WhereNothingGrows-Aftermath (Open studio)

“The idea of limitation”; an intimate experience by Deepanshu Joshi provides an insight into his visual art practice, while also serving as a response to the structures through which art is viewed in our contemporary world.1 It questions how we as a society consume art and tries to subtly intervene in its modalities. The genesis of this experience lies in the his own experience of traversing through the world of art. It speaks to the difficulties and failures of reconciling with and refusal to fitting into the structures which govern the contemporary art complex. It reveals a coming to terms with the darker parts of art journey and an attempt to reach an articulation that can not only capture the challenge of the situation but also provokes  potentialities in the practice of making and viewing art.

These building blocks also create a condition of self-sufficiency in the process which offer new possibilities of expression. Expressions curating the liminal, found in ordinariness. Deepanshu sees the genesis of his art in synchronicity(ɹ̩tam)—i.e. meaningful encounters—found in the course of everyday life according to Carl Jung.  It is a procedurally generated expression derived from an acute observation of  everyday life and as such projects an aesthetic of bricolage2 arising from free play. By refusing to be particular about his materials, and choosing instead to improvise, Deepanshu’s art engenders a playful uncertainty that articulates its expression.

[1] The usage of “view” here refers to a specific theoretical formulation. Views are specific perspectives actualised from all possible ways of seeing and are responsible for rendering particular aspects of the world visual. In other words, the appearance of anyone and anything at all is governed by the views available to arrive into. The nature and availability of views is malleable and can be governed by operations of power and ideology. 

[2]Bricolage is a French word referring to the creative activity of a bricoleur. Jacques Derrida, paraphrasing Claude Lévi-Strauss, notes “[The bricoleur]… is someone who uses “the means at hand,” that is, the instruments he finds at his disposition around him, those which are already there, which had not been especially conceived with an eye to the operation for which they are to be used and to which one tries by trial and error to adapt them, not hesitating to change them whenever it appears necessary, or to try several of them at once, even if their form and their origin are heterogenous—and so forth.”
Ref: Jaques Derrida, “Structure, Sign, and Play in the Discourse of the Human Sciences,” in Writing and Difference trans. Alan Bass (Chicago: University of Chicago Press, 1980), 6.

Presenting themselves as objects of synchronistic bricolage, the art objects beckon the viewer to acknowledge their irregularity. The irregularity evolves the expression of the artwork in a way that allows it to be seen in a different view outside standard modalities present in more conventionally curated art. It tries to reignite the same sense of synchronicity present in its discovery to extend the grammar of seeing in ways that reorient the viewer’s gaze to new possibilities about the art they are viewing. A satori unveiled to the artist.
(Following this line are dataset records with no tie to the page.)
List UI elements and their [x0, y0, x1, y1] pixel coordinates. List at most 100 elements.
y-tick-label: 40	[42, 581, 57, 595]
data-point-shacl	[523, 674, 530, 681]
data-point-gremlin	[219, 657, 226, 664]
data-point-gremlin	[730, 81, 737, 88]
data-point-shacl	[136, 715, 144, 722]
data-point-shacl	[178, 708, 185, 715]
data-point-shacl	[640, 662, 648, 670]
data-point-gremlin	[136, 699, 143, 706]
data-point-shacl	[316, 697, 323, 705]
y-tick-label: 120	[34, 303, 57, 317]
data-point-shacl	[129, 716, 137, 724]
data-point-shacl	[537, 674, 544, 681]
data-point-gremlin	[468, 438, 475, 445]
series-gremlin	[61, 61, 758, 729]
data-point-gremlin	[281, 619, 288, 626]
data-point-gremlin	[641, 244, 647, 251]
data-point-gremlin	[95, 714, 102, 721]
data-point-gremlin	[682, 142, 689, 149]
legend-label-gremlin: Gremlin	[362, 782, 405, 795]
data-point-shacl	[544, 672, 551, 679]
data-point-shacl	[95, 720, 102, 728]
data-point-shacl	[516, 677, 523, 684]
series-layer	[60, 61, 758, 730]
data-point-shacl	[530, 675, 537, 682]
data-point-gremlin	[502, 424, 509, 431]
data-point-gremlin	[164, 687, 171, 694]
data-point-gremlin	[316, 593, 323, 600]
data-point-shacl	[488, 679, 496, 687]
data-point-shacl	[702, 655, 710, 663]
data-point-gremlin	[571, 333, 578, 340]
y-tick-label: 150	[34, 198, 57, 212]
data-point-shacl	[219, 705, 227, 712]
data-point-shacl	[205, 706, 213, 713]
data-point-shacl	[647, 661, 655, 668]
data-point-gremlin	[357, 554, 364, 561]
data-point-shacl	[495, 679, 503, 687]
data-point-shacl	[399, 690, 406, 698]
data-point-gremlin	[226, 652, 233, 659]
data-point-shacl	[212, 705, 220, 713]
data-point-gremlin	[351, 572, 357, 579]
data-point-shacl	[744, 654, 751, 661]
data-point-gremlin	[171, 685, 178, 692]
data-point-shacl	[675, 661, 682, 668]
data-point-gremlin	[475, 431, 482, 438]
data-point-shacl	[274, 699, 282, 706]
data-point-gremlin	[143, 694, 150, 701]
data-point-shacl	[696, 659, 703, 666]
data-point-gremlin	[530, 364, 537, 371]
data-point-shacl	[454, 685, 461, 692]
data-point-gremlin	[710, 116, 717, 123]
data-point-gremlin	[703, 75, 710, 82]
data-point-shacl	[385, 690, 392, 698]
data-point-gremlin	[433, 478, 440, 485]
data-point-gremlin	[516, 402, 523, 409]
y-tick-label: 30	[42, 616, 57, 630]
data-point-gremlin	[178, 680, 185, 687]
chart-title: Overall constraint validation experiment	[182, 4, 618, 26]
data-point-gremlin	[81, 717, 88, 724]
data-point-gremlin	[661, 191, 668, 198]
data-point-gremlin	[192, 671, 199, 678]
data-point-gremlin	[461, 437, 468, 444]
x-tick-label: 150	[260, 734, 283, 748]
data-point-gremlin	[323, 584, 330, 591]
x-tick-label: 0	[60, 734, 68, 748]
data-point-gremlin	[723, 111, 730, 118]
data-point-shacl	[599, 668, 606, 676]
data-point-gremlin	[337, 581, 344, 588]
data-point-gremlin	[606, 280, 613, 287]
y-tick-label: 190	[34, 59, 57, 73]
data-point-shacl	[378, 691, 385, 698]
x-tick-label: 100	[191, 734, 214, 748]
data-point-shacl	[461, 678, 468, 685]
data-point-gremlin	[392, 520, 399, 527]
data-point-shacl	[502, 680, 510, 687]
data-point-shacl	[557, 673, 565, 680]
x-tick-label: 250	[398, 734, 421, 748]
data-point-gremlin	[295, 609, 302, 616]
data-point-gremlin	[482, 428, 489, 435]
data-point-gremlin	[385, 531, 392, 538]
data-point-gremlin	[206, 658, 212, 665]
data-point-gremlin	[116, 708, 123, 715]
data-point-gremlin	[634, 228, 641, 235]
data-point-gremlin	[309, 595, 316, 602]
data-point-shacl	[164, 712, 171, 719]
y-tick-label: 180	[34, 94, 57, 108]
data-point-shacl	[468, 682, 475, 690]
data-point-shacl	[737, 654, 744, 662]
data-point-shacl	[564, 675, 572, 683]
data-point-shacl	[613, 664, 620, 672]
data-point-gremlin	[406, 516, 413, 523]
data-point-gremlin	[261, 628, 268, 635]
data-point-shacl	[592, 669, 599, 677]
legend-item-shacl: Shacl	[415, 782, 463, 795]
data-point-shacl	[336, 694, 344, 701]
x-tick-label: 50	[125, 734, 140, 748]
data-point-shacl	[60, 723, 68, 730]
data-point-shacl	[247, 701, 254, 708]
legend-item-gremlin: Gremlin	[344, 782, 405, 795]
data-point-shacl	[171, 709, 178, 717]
Keeping with the spirit of obfuscation, his work disproportionately tilts towards the darker side of the visual palette. Part of it is down to his default choice of medium. It was predominantly a practical choice keeping with his improvised aesthetic, but it brings something more to the table. Its jet black hue(Black Oxide) uniformly informs the space with void-like energy, accentuating the motif of darkness. Combined with the instances of strategic concealment, the studio projects a sensation of negative space.3 A void that simply absorbs the viewer’s gaze and negates any reflection. He humorously recounted how once a critic had told him to “stop spreading the darkness.” But that was precisely what he was trying to do, except not in a spirit of disillusionment, but rather with a constructive method.

[3] In Japanese art practice Ma (間) refers to the concept of intentional negative space as a conduit of generating an absence where potential possibilities of perception may arise by the virtue of foregoing any presence.

This darkness is reflected in the sum of these creative decisions which end up generating a space that simply absorbs all views and reflects nothing. All pre-existing views are denied to generate an emptiness. An emptiness that can stage an intervention. The space beckons the viewer to become negative with it. This becoming does not require a meeting of the minds nor does it constitute a shared political project. It only requires a mutual respect. The “I” disintegrates in this emptiness leaving a sense of non-being in its wake. In this state of total imminent negation, there emerges a possibility of new views outside the ordered bounds of pre-existing structures. This is the pact offered to any viewer venturing into the space.

(Notes by Arghya Chakraborty on a visit to the studio.)

WhereNothingGrows-Aftermath”   Open Studio 3,4,5 March, 2021.